Revenue per available room, a metric used to measure hotel performance also known as RevPAR, ended 2022 at $215.16 a night, just a few dollars short of its 2019 level of $218.75, according to STR data. And STR expects RevPAR to exceed 2019 levels by 7 percent by the end of 2023, Alison Hoyt, director of consulting at STR, said. 

“The hotel industry has proven its resilience,” Hoyt said. “It is well positioned to weather that storm coming off a couple of years of good and solid recovery.”

But a more intangible threat could hurt the neighborhood’s hotel scene: the loss of Williamsburg’s cool factor (if it hasn’t lost it already).

“[Williamsburg] is now a destination unto itself, that we’ve established, but when does that destination become too developed and that coolness factor go away?”  Patel asked. “Some would say it already has, but I think it’s still unique unto itself.”

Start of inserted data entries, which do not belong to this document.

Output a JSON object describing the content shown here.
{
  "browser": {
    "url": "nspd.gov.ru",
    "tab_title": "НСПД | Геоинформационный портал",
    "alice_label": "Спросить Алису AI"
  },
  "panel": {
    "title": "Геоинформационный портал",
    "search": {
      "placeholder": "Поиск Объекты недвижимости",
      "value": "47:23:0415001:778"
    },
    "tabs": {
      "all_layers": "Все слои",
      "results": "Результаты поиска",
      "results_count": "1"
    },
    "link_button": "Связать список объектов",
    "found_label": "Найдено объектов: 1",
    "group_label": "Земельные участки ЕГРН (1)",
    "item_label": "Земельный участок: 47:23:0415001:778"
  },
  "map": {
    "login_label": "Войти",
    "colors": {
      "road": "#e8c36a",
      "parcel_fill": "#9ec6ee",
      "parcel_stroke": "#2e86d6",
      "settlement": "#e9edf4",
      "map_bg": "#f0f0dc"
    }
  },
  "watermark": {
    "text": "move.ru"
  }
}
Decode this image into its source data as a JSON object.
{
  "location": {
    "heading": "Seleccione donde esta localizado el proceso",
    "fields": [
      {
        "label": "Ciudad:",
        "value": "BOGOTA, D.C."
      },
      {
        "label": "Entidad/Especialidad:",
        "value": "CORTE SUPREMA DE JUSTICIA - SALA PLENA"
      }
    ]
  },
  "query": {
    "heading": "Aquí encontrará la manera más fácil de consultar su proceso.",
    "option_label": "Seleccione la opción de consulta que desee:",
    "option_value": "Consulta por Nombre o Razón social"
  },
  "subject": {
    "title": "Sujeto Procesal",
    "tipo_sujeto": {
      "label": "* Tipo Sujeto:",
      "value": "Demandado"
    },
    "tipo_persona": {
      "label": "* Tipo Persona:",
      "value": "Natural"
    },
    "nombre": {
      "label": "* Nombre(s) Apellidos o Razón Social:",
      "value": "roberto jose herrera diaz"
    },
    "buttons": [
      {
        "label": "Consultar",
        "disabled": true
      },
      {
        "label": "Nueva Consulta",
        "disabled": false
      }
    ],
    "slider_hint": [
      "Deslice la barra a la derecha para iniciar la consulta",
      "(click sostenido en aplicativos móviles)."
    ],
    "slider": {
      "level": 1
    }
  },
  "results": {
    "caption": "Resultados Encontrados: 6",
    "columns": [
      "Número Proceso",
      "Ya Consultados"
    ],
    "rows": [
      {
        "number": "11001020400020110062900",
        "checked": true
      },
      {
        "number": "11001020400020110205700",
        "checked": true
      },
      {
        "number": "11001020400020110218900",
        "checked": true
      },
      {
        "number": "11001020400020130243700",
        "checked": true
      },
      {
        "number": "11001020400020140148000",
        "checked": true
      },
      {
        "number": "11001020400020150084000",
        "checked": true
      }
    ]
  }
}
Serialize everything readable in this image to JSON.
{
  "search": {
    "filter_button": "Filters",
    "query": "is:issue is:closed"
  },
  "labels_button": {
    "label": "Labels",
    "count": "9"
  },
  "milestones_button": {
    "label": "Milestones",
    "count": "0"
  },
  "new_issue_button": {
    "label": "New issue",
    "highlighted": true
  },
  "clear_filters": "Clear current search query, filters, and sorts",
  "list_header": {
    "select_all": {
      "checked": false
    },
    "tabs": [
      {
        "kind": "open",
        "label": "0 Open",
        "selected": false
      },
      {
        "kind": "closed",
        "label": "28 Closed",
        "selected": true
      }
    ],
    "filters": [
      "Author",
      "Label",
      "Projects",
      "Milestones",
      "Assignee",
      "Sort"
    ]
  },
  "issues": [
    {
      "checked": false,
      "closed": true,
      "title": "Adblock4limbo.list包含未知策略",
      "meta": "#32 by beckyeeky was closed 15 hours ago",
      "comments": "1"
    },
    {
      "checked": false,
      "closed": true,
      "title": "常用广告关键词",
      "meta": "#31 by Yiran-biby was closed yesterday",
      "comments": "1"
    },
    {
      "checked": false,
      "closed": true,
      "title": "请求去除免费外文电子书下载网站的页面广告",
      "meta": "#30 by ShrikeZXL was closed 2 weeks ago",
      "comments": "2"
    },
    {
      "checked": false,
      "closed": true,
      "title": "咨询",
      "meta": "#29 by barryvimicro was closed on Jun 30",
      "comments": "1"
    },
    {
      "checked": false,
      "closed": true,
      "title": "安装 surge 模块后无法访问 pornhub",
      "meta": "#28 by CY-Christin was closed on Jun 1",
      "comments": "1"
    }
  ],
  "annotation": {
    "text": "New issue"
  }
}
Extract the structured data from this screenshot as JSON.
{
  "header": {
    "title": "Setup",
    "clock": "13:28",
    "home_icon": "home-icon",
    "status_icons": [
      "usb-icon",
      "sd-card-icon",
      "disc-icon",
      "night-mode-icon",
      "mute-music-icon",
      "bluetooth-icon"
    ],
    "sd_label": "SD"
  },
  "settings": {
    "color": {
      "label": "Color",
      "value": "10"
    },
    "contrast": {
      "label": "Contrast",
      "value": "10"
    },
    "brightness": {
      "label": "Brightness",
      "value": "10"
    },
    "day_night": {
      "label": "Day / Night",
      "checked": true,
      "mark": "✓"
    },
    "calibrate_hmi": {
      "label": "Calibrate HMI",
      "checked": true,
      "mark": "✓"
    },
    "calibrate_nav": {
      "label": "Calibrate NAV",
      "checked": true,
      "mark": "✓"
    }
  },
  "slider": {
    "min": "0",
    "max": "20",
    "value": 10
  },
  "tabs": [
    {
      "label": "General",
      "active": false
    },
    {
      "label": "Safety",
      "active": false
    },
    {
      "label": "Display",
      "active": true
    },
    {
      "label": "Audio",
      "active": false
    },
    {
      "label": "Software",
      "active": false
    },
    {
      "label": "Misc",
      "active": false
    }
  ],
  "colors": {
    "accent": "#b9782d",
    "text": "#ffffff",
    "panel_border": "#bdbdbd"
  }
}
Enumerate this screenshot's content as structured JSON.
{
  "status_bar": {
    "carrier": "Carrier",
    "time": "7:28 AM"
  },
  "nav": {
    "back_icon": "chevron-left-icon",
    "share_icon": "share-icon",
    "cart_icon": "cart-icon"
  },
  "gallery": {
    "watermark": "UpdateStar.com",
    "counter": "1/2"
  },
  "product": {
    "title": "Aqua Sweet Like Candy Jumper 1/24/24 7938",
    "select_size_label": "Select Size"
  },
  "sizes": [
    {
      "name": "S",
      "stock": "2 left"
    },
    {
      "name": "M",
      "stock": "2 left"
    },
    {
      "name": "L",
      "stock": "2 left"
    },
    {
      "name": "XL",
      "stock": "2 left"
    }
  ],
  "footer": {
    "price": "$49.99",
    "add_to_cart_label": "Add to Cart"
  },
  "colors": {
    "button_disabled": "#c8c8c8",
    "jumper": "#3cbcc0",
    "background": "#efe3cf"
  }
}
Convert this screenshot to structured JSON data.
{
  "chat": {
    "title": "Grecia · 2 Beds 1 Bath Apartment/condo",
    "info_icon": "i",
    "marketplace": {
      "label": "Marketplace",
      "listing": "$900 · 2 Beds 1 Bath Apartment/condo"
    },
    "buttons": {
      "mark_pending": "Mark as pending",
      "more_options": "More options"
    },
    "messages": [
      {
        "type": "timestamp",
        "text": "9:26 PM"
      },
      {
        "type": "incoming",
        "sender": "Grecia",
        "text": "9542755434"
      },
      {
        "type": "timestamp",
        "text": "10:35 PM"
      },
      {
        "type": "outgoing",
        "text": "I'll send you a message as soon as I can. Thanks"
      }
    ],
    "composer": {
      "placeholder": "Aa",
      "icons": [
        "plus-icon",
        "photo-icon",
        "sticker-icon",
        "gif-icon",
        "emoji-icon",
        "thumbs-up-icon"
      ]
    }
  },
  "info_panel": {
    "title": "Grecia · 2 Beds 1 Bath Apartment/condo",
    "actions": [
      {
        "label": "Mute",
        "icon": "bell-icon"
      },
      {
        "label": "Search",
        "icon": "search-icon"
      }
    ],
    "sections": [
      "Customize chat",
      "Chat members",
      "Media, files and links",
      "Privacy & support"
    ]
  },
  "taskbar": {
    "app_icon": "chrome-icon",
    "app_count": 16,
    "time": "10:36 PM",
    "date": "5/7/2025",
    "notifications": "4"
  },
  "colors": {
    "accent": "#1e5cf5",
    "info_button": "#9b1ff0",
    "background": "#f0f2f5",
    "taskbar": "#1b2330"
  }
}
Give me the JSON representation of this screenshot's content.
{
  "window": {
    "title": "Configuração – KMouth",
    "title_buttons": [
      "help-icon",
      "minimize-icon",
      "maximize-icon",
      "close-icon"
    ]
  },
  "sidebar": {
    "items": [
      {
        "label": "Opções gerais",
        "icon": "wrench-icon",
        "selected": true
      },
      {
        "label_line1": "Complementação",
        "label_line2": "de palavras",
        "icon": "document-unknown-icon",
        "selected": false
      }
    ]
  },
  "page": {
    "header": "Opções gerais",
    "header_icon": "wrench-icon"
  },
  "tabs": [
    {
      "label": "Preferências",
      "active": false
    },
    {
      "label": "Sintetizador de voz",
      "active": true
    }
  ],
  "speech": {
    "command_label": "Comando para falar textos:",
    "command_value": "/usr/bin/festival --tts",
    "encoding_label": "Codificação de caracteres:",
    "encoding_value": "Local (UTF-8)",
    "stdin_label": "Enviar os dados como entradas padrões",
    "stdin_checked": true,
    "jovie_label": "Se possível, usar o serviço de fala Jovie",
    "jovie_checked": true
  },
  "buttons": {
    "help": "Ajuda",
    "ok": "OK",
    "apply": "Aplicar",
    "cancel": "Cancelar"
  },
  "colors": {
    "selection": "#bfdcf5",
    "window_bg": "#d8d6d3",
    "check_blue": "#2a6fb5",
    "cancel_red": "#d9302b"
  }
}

To both Swietochowska and Lawrence, what makes Williamsburg special is that, in short, it’s not Manhattan. “Independent hip retailers like Buffalo Exchange [exist] alongside pop-up stores of luxury brands like North Face,” Swietochowska said. 

Is this sustainable? 

In 2016, Williamsburg and Greenpoint were dubbed the most rapidly gentrifying neighborhoods in New York City between 1990 and 2014, according to a study from New York University’s Furman Center for Real Estate and Urban Policy. Neighboring Bushwick has been the latest target for new development, Gothamist reported. Williamsburg has long been far from its gritty industrial roots, but today it’s seeing an influx of luxury — and not just in hospitality.

J.Crew and Urban Outfitters opened up shop in 2014, and Whole Foods and an Apple Store followed in 2016 — a sure sign of retail gentrification. But last year, Hermès entered the enclave, with not one but two locations — a pop-up at 91 North Sixth Street and a store at 111 North Sixth Street — and Warby Parker, Nike and Birkenstock have likewise set up shop across the East River.

The changes to the neighborhood are certainly something Lawrence thinks about, but he believes Williamsburg will continue to draw visitors looking for a place to stay that is, or at least feels, more vibrant, more creative and more human than Manhattan. 

“Has the enterprise in the neighborhood shifted to a more commercial rhythm? Absolutely. Are we surrounded with Duane Reades and Chase Banks? No,” Lawrence said. “I think that spark is existing and healthy, it’s just like the rest of us, it’s going through an evolution.”